Teach Yourself Machine Learning

By: Monica Young September 20, 2017 0

Jake VanderPlas

If you've heard of machine learning, you may have heard it in the context of self-driving cars, thinking refrigerators, iPhone's Siri, or myriad other new and emerging technologies. But this specialized application of artificial intelligence is becoming more prevalent in astronomy, too, as astronomers grapple with Big Data sets of the celestial sphere. See for example how neural networks helped discover hypervelocity stars in Gaia data and spot eclipsing binaries in the OGLE survey.

The December 2017 issue of Sky & Telescope delves into this new tool that's taking the astronomy world (as the rest of the world by storm). But I confess that even as I decided to write this article, I still thought of machine learning as a topic too complex for me to fully understand. It was only as I began researching in earnest that I realized that the basic principles are surprisingly straightforward — not least because there are so many resources out there that can help you to learn how machines learn.

Free Online Tutorial

A free tutorial written by Jake VanderPlas, the Python Data Science Handbook, takes you step by step through the Python code that's often used to run machine-learning algorithms, and then through the different types of machine learning. For a great overview of what machine learning is (and what it's not), take a look at the introduction to Chapter 5, What Is Machine Learning?

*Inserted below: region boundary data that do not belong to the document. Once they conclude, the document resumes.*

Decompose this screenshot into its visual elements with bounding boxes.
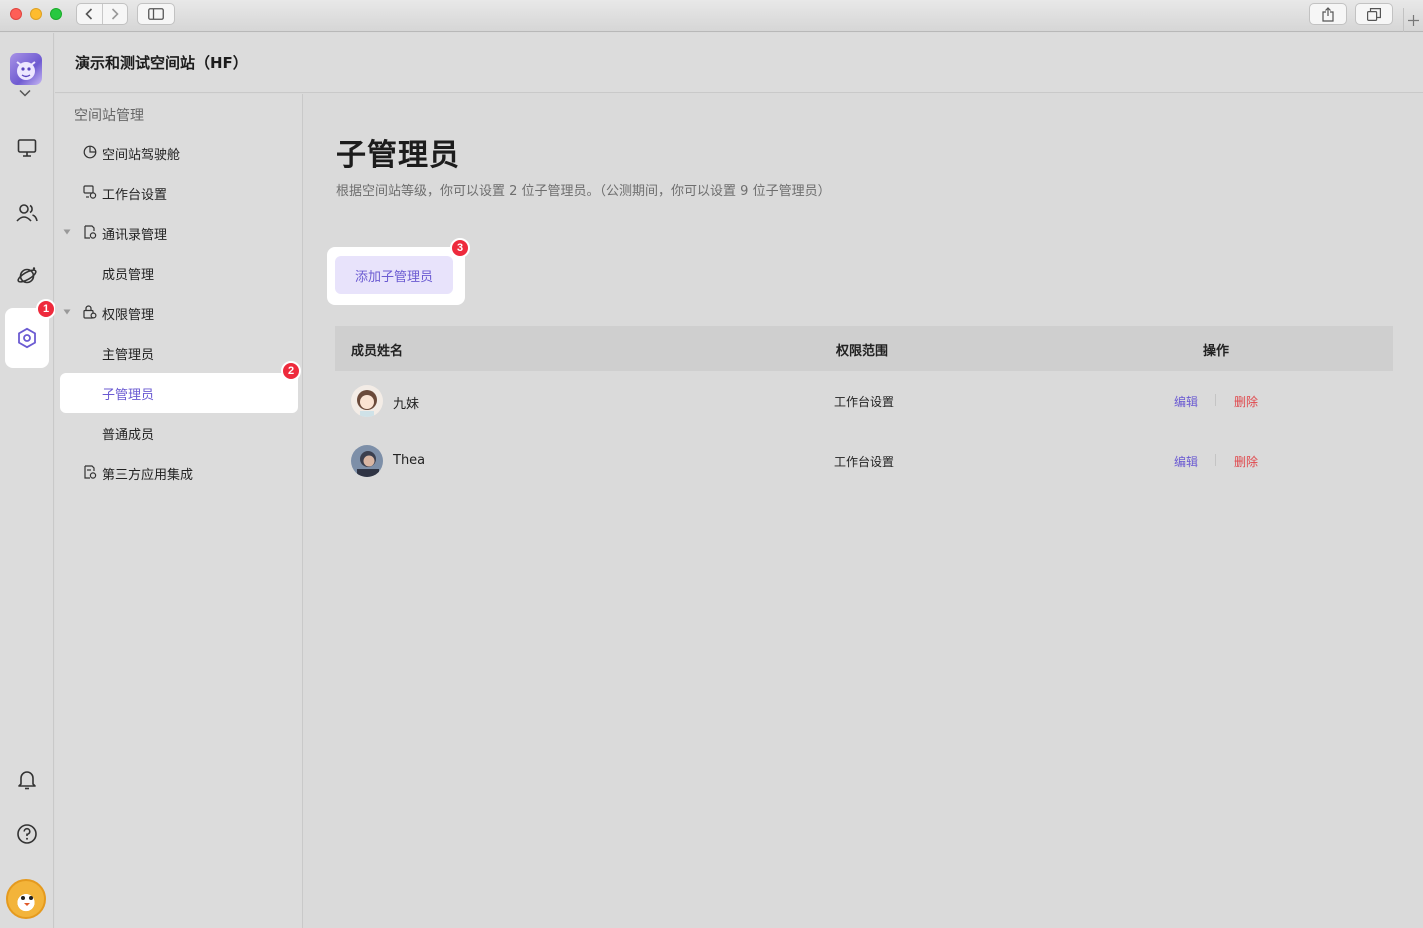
sidebar-item-label: 通讯录管理	[102, 228, 168, 243]
workbench-icon	[83, 185, 97, 199]
step-badge-2: 2	[281, 361, 301, 381]
rail-contacts[interactable]	[6, 192, 48, 234]
close-window-button[interactable]	[10, 8, 22, 20]
sidebar-item-integrations[interactable]: 第三方应用集成	[60, 453, 298, 493]
photo-avatar-icon	[351, 445, 383, 477]
admin-sidebar: 空间站管理 空间站驾驶舱 工作台设置 通讯录管理 成员管理 权限管理 主管理员 …	[55, 94, 303, 928]
edit-link[interactable]: 编辑	[1174, 453, 1198, 470]
rail-explore[interactable]	[6, 255, 48, 297]
rail-notifications[interactable]	[6, 759, 48, 801]
user-avatar[interactable]	[6, 879, 46, 919]
sidebar-item-label: 子管理员	[102, 388, 155, 403]
history-nav	[76, 3, 128, 25]
member-scope: 工作台设置	[834, 455, 895, 469]
sidebar-item-workbench[interactable]: 工作台设置	[60, 173, 298, 213]
sidebar-item-label: 第三方应用集成	[102, 468, 194, 483]
sidebar-icon	[148, 8, 164, 20]
tabs-icon	[1367, 7, 1381, 21]
chevron-down-icon[interactable]	[19, 89, 31, 97]
sidebar-item-dashboard[interactable]: 空间站驾驶舱	[60, 133, 298, 173]
column-header-name: 成员姓名	[351, 344, 404, 359]
table-row: 九妹 工作台设置 编辑 删除	[335, 371, 1393, 431]
plus-icon	[1408, 14, 1419, 26]
sidebar-item-label: 普通成员	[102, 428, 155, 443]
sidebar-item-label: 空间站驾驶舱	[102, 148, 181, 163]
caret-down-icon	[63, 229, 71, 235]
table-header: 成员姓名 权限范围 操作	[335, 326, 1393, 371]
member-name: 九妹	[393, 397, 420, 412]
sidebar-item-regular-members[interactable]: 普通成员	[60, 413, 298, 453]
action-divider	[1215, 394, 1216, 406]
chevron-right-icon	[111, 8, 119, 20]
sidebar-item-members[interactable]: 成员管理	[60, 253, 298, 293]
forward-button[interactable]	[103, 4, 128, 24]
page-title: 子管理员	[336, 138, 460, 173]
girl-avatar-icon	[351, 385, 383, 417]
rail-workbench[interactable]	[6, 127, 48, 169]
bell-icon	[18, 771, 36, 790]
member-avatar	[351, 445, 383, 477]
lock-icon	[83, 305, 97, 319]
tab-overview-button[interactable]	[1355, 3, 1393, 25]
action-divider	[1215, 454, 1216, 466]
column-header-scope: 权限范围	[836, 344, 889, 359]
share-button[interactable]	[1309, 3, 1347, 25]
workspace-header: 演示和测试空间站（HF）	[55, 33, 1423, 93]
table-row: Thea 工作台设置 编辑 删除	[335, 431, 1393, 491]
page-description: 根据空间站等级，你可以设置 2 位子管理员。（公测期间，你可以设置 9 位子管理…	[336, 184, 831, 199]
back-button[interactable]	[77, 4, 102, 24]
column-header-actions: 操作	[1203, 344, 1230, 359]
new-tab-button[interactable]	[1403, 8, 1423, 32]
sidebar-section-title: 空间站管理	[74, 108, 144, 124]
app-icon-rail: 1	[0, 33, 56, 928]
sidebar-item-label: 权限管理	[102, 308, 155, 323]
member-name: Thea	[393, 453, 426, 468]
users-icon	[16, 204, 38, 222]
main-content: 子管理员 根据空间站等级，你可以设置 2 位子管理员。（公测期间，你可以设置 9…	[304, 94, 1423, 928]
sidebar-toggle-button[interactable]	[137, 3, 175, 25]
add-sub-admin-button[interactable]: 添加子管理员	[335, 256, 453, 294]
hexagon-settings-icon	[18, 327, 36, 349]
delete-link[interactable]: 删除	[1234, 393, 1258, 410]
contacts-doc-icon	[84, 225, 97, 239]
penguin-avatar-icon	[21, 896, 33, 906]
help-circle-icon	[17, 824, 37, 844]
rail-help[interactable]	[6, 813, 48, 855]
sidebar-item-permissions[interactable]: 权限管理	[60, 293, 298, 333]
pie-chart-icon	[83, 145, 97, 159]
sidebar-item-label: 成员管理	[102, 268, 155, 283]
delete-link[interactable]: 删除	[1234, 453, 1258, 470]
workspace-avatar[interactable]	[10, 53, 42, 85]
window-titlebar	[0, 0, 1423, 32]
workspace-logo-icon	[16, 61, 36, 80]
chevron-left-icon	[85, 8, 93, 20]
step-badge-1: 1	[36, 299, 56, 319]
share-icon	[1322, 6, 1334, 22]
edit-link[interactable]: 编辑	[1174, 393, 1198, 410]
sidebar-item-main-admin[interactable]: 主管理员	[60, 333, 298, 373]
add-button-highlight: 添加子管理员	[327, 247, 465, 305]
integration-icon	[84, 465, 97, 479]
member-avatar	[351, 385, 383, 417]
sidebar-item-label: 工作台设置	[102, 188, 168, 203]
caret-down-icon	[63, 309, 71, 315]
sub-admin-table: 成员姓名 权限范围 操作 九妹 工作台设置 编辑 删除 Thea 工作台设置 编…	[335, 326, 1393, 491]
monitor-icon	[17, 139, 37, 157]
zoom-window-button[interactable]	[50, 8, 62, 20]
sidebar-item-label: 主管理员	[102, 348, 155, 363]
step-badge-3: 3	[450, 238, 470, 258]
planet-icon	[17, 267, 37, 284]
minimize-window-button[interactable]	[30, 8, 42, 20]
sidebar-item-contacts[interactable]: 通讯录管理	[60, 213, 298, 253]
member-scope: 工作台设置	[834, 395, 895, 409]
sidebar-item-sub-admin[interactable]: 子管理员	[60, 373, 298, 413]
workspace-title: 演示和测试空间站（HF）	[75, 54, 248, 72]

You can go through the whole tutorial if you want to learn to code in Python and plot results. Or dive straight into Chapter 5 for specific examples that show you the inner workings of different types of machine learning algorithms.

Visualize Machine Learning: No Coding Required

Precisely because machine-learning algorithms at first appear so complex, numerous online visualizations exist to help you wrap your mind around how one type of algorithm or another works — without ever having to write a line of code.

k-means clustering visualization — Screenshot of a visualization in which k-means clustering has been used to separate points into seven distinct groups. This algorithm mimics what humans can do by eye using two simple formulas that are repeated until the algorithm closes in on a solution.
*Naftali Harris*

One example is Naftali Harris's blog, which visualizes a few different machine learning algorithms. Take k-means clustering. It's a foreign-sounding name, but the upshot is that the algorithm clusters data — by itself. Give it a scatter plot and tell it that there are two groups within that data, and it will determine how best to separate the data points to make two groups. The algorithm has its downsides (for one, it can't tell how many groups there are on its own), but it's still used quite a bit in astronomy and elsewhere. Visualize how this works with Harris's interactive tool.

Experiment and you'll soon see that the algorithm "learns" how to group data points using two simple, repeating steps. Is the algorithm actually intelligent? No, of course not. But play with the interactive tool and you'll soon see that this surprisingly straightforward mathematical iteration manages to replicate the kind of pattern recognition that humans can do by eye.

Similar visualizations exist for other types of algorithms, such as neural networks.